Susan Howe and David Grubbs

Susan Howe and David Grubbs
Poetry Reading & Musical Performance
Tuesday, February 10, 4:00 pm
Beinecke Library, 121 Wall Street
Yale Collection of American Literature Reading Series

Poet Susan Howe and musician David Grubbs perform their collaborative work, “Souls of the Labadie Tract.” Based on Howe’s poem of the same name, the performance features Howe’s reading accompanied by Grubb’s musical performance. Bennett Simpson described the collaborative work in Artforum International:

Souls of the Labadie Tract is neither traditional recitation nor music-with-words. But once the red herring of categories is dispatched, the [piece] reveals a confrontation with history, community, language, and sound that is truly harrowing. Pairing Howe’s reading voice with Grubbs’s arrangements for synthesizer and khaen (Laotian mouth organ), the work hinges on the former’s [long poem], a sifting, shifting archaeology of a quietist sect known as the Labadists. …  Souls of the Labadie Tract is, first and foremost, a poem about time and loss. … Poetry may be the truest form of history writing if what one wants from history is an image of the present (Ezra Pound called this “news that stays news”). And in Howe’s imagination, the past becomes a very current stake. … Grubbs’s sonic architecture is a striking accompaniment to the text. The rumbling disruptions and deep breath drones that mount and fall around Howe’s speech present him in fine electroacoustic form. Especially suited to the poem and its subject matter is the combination of reeds and machines, which suggests the powerful open textures of a church organ or calliope: an invocation to the collective experience of mystery.” (Artforum International 46.2 (Oct 2007): 135).

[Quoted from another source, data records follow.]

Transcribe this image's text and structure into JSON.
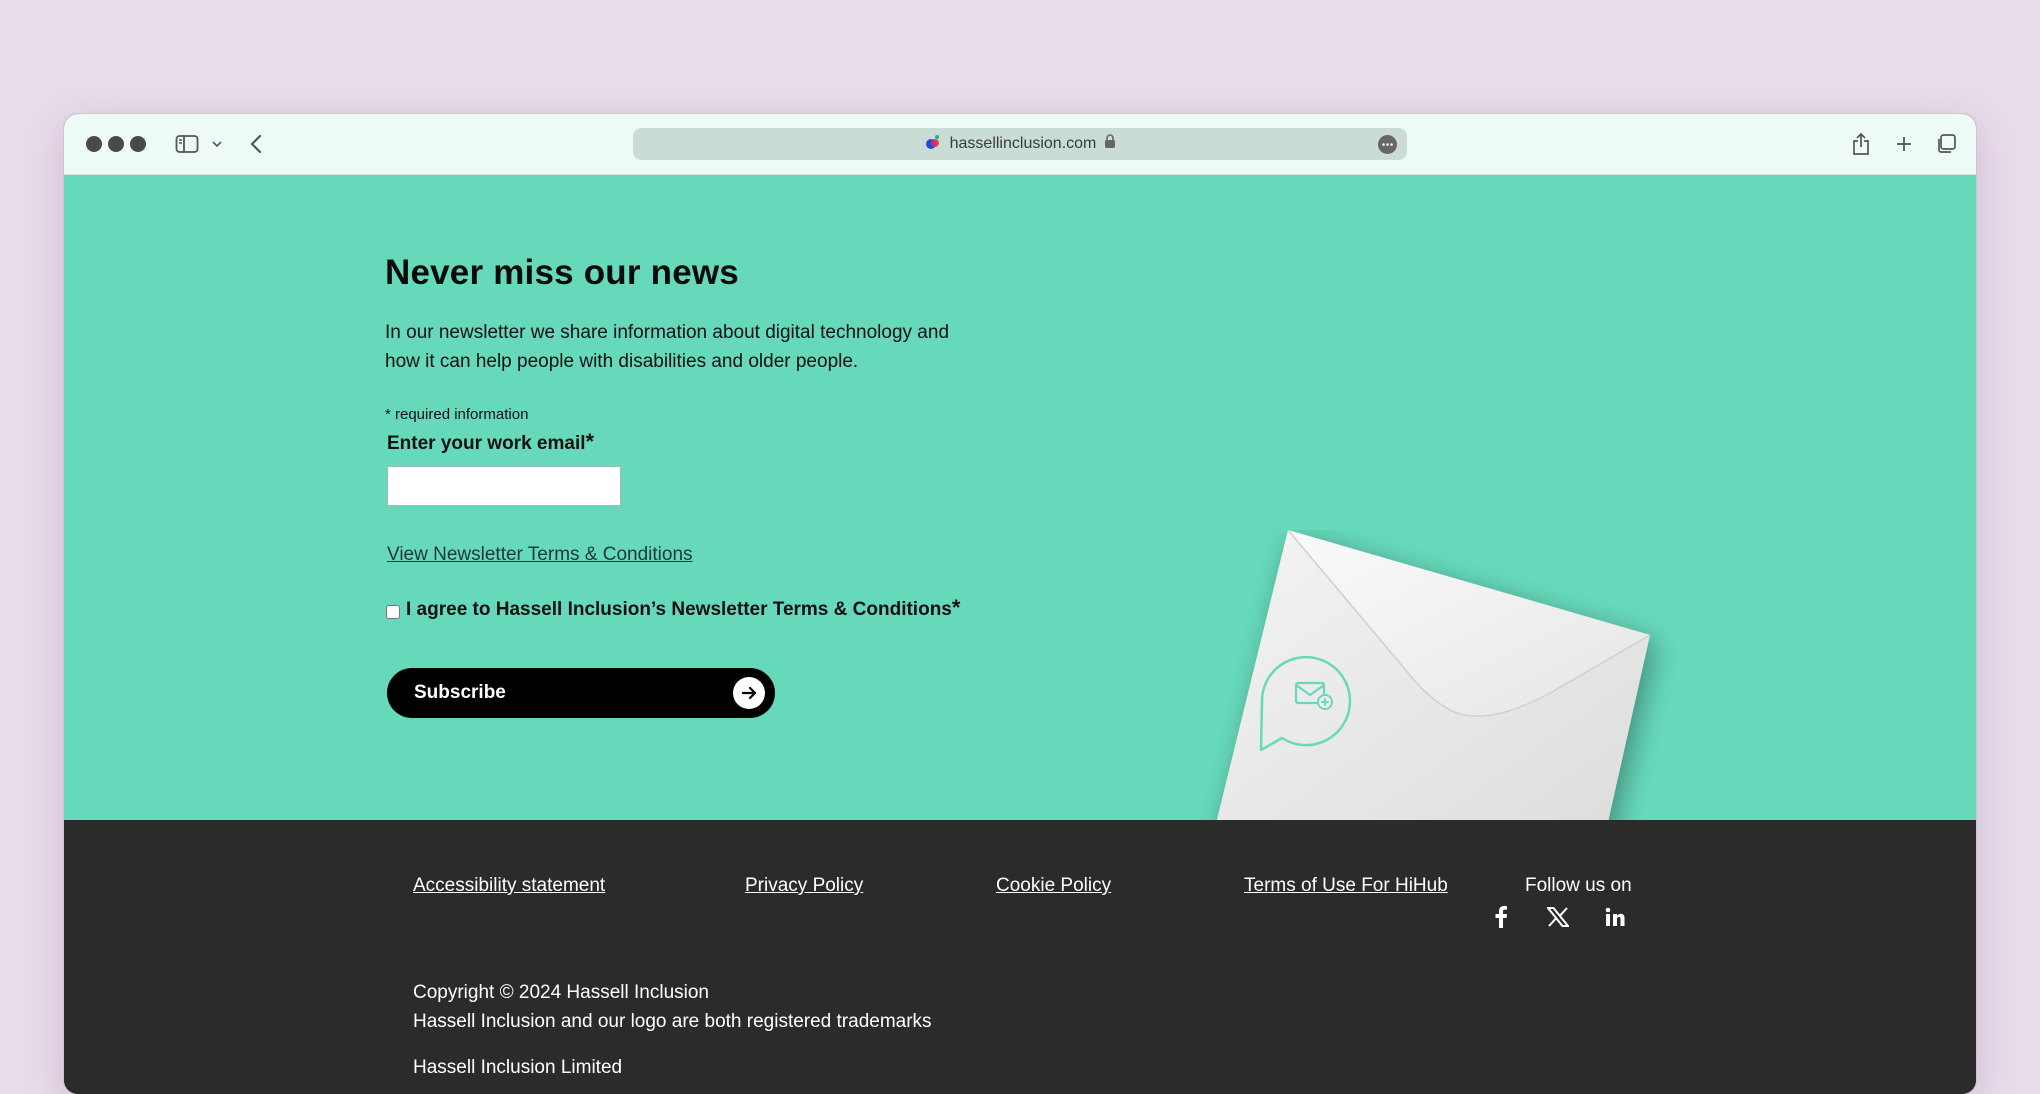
{
  "browser": {
    "url": "hassellinclusion.com"
  },
  "newsletter": {
    "title": "Never miss our news",
    "intro": "In our newsletter we share information about digital technology and how it can help people with disabilities and older people.",
    "required_note": "* required information",
    "email_label": "Enter your work email",
    "required_marker": "*",
    "email_value": "",
    "terms_link": "View Newsletter Terms & Conditions",
    "agree_label": "I agree to Hassell Inclusion’s Newsletter Terms & Conditions",
    "agree_checked": false,
    "subscribe_label": "Subscribe"
  },
  "footer": {
    "links": [
      "Accessibility statement",
      "Privacy Policy",
      "Cookie Policy",
      "Terms of Use For HiHub"
    ],
    "follow_label": "Follow us on",
    "social": [
      "facebook-icon",
      "x-icon",
      "linkedin-icon"
    ],
    "copyright": "Copyright © 2024 Hassell Inclusion",
    "trademark": "Hassell Inclusion and our logo are both registered trademarks",
    "company": "Hassell Inclusion Limited"
  },
  "colors": {
    "hero_bg": "#67d9bb",
    "footer_bg": "#2b2b2b",
    "button_bg": "#000000",
    "page_bg": "#e8dcea"
  }
}
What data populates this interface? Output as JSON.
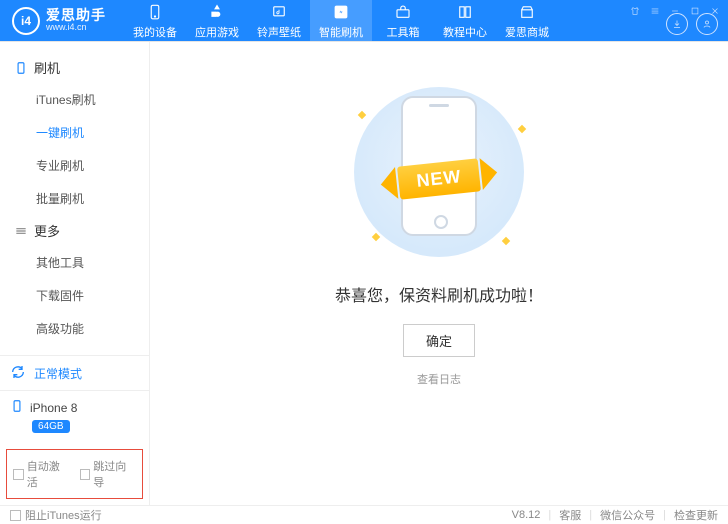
{
  "header": {
    "logo_text": "爱思助手",
    "logo_sub": "www.i4.cn",
    "logo_badge": "i4",
    "nav": [
      {
        "label": "我的设备",
        "icon": "phone"
      },
      {
        "label": "应用游戏",
        "icon": "apps"
      },
      {
        "label": "铃声壁纸",
        "icon": "music"
      },
      {
        "label": "智能刷机",
        "icon": "flash"
      },
      {
        "label": "工具箱",
        "icon": "toolbox"
      },
      {
        "label": "教程中心",
        "icon": "book"
      },
      {
        "label": "爱思商城",
        "icon": "store"
      }
    ]
  },
  "sidebar": {
    "group1": {
      "icon": "flash",
      "label": "刷机"
    },
    "items1": [
      {
        "label": "iTunes刷机"
      },
      {
        "label": "一键刷机"
      },
      {
        "label": "专业刷机"
      },
      {
        "label": "批量刷机"
      }
    ],
    "group2": {
      "icon": "more",
      "label": "更多"
    },
    "items2": [
      {
        "label": "其他工具"
      },
      {
        "label": "下载固件"
      },
      {
        "label": "高级功能"
      }
    ],
    "status_label": "正常模式",
    "device_name": "iPhone 8",
    "device_badge": "64GB",
    "check1": "自动激活",
    "check2": "跳过向导"
  },
  "main": {
    "ribbon": "NEW",
    "message": "恭喜您，保资料刷机成功啦！",
    "confirm": "确定",
    "loglink": "查看日志"
  },
  "footer": {
    "block_itunes": "阻止iTunes运行",
    "version": "V8.12",
    "link1": "客服",
    "link2": "微信公众号",
    "link3": "检查更新"
  }
}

Poet Susan Howe is the author of numerous books of poems including: Souls of the Labadie Tract, The Midnight, Pierce-Arrow, and Singularities.

Musician David Grubbs has made ten solo records, played in a number of groups (Squirrel Bait, Bastro, Gastr del Sol, Red Krayola, Wingdale Community Singers), and frequently collaborates with writers and artists. He is an assistant professor of Radio and Sound Art at Brooklyn College, CUNY, and director of Brooklyn College’s graduate programs in Performance and Interactive Media Arts.

Image: Susan Howe and David Grubbs performing in Cork, Ireland; photograph by Keith Tuma.